Rarely, there is someone who not only “gets” Holmes but writes with great creativity.  Steven Moffat is in that small league.

Holmes pastiches have been around for most of the last century, and mostly they fall into two categories: either pretty good or embarrassingly bad. The writer who “gets” Holmes and can write in character may do a workmanlike job of spinning another Holmes tale for the genre. Once in a while, rarely, there is someone who not only “gets” Holmes but writes with great creativity, and creates a new niche of Holmesiana. Carole Nelson Douglas did this with the Irene Adler novels, and the amazing Laurie King has done this stupendously well with the wonderful Mary Russell novels.

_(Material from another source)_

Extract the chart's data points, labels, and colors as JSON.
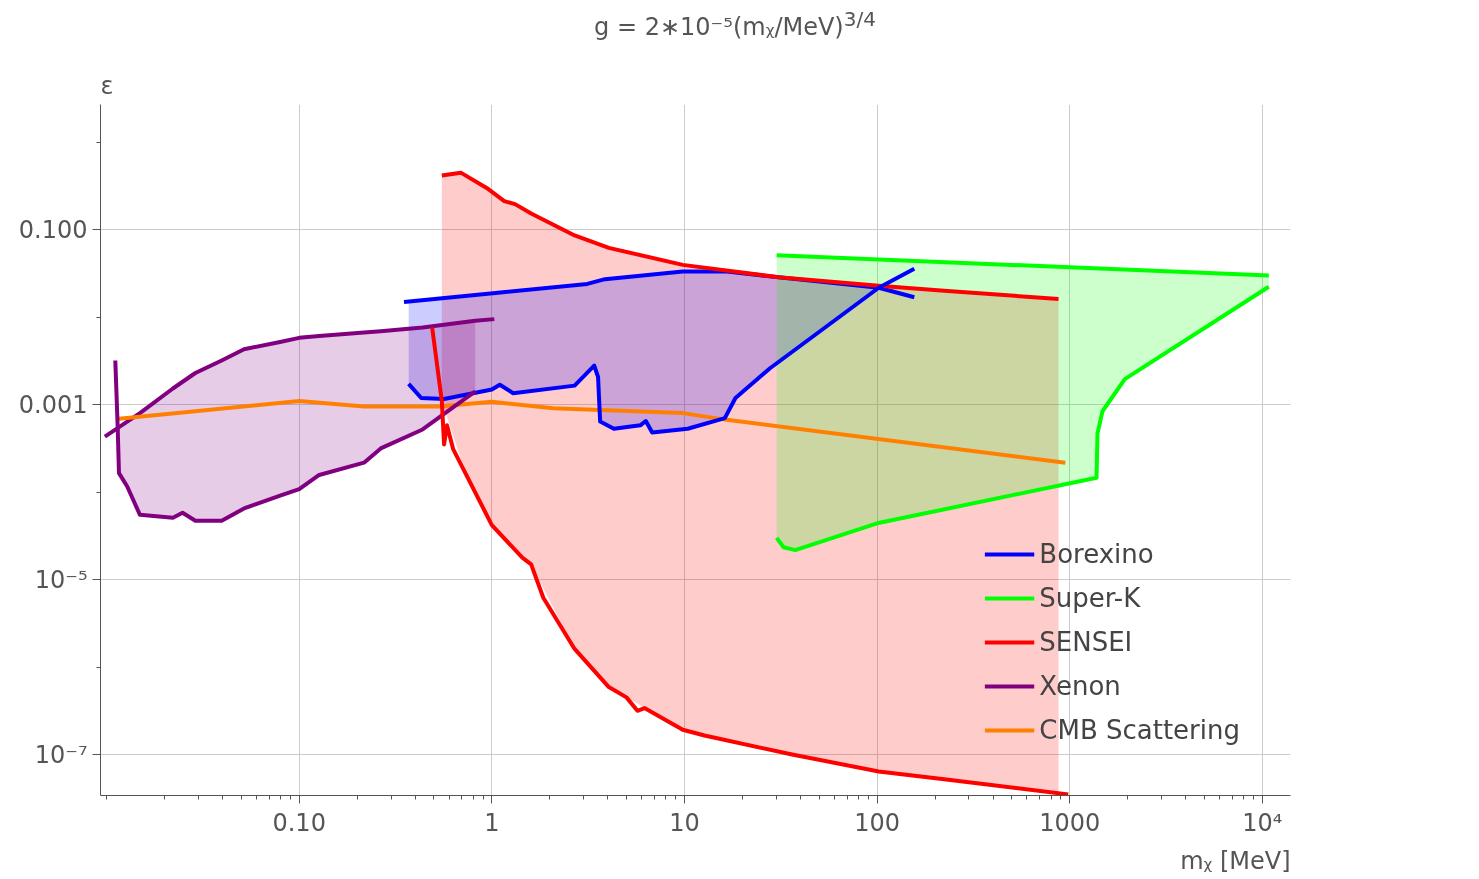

Steven Moffat is clearly in this small league of extraordinary writers.  But a great many pastiches are simply flops. Anne Perry, a marvelous writer, penned a perfectly awful Holmes short story that I could just barely finish. I love her William Monk and Thomas Pitt novels, both set in the same period of Victorian England, but she missed the mark utterly when trying to write Holmes. Perhaps that reveals how hard it is to do this!

By the way, the quintessential portrayal of the classic Holmes on television has to be the incomparable Jeremy Brett (The Adventures of Sherlock Holmes, 1984-1994 Granada Television series), whose abrupt, quirky characterization accurately captured the tension and complexity of the Holmes of the classic stories in a way few others have done. This is an area of huge competition, since the cast of other actors who have had a stab at Holmes is amazing, ranging from John Barrymore and Peter Cushing to Christopher Lee and Peter O’Toole. Read the LIST OF ACTORS WHO HAVE PORTRAYED SHERLOCK HOLMES.

If you’re a die-hard Holmes lover like me, then Steven Moffat’s Sherlock , with Holmes portrayed by actor Benedict Cummerbatch, is required viewing. Moffat is probably the most creative writer in television today, a man who has actually come up with some truly new and never-before-thought-of twists in a genre mostly filled with hackneyed imitation. He grasps the essential core of the characters of Holmes and Watson, takes those fully and completely and aggressively into the year 2012, and goes to town. Elementary, on the other hand, is a fairly ordinary police procedural dressed up in Holmes clothing, something I will watch if I have nothing more urgent to do, but it is clearly not “destination television.”

Meh.

Season 3 of BBC Sherlock, starring Benedict Cummerbatch,
will air on Masterpiece Theatre sometime in 2013.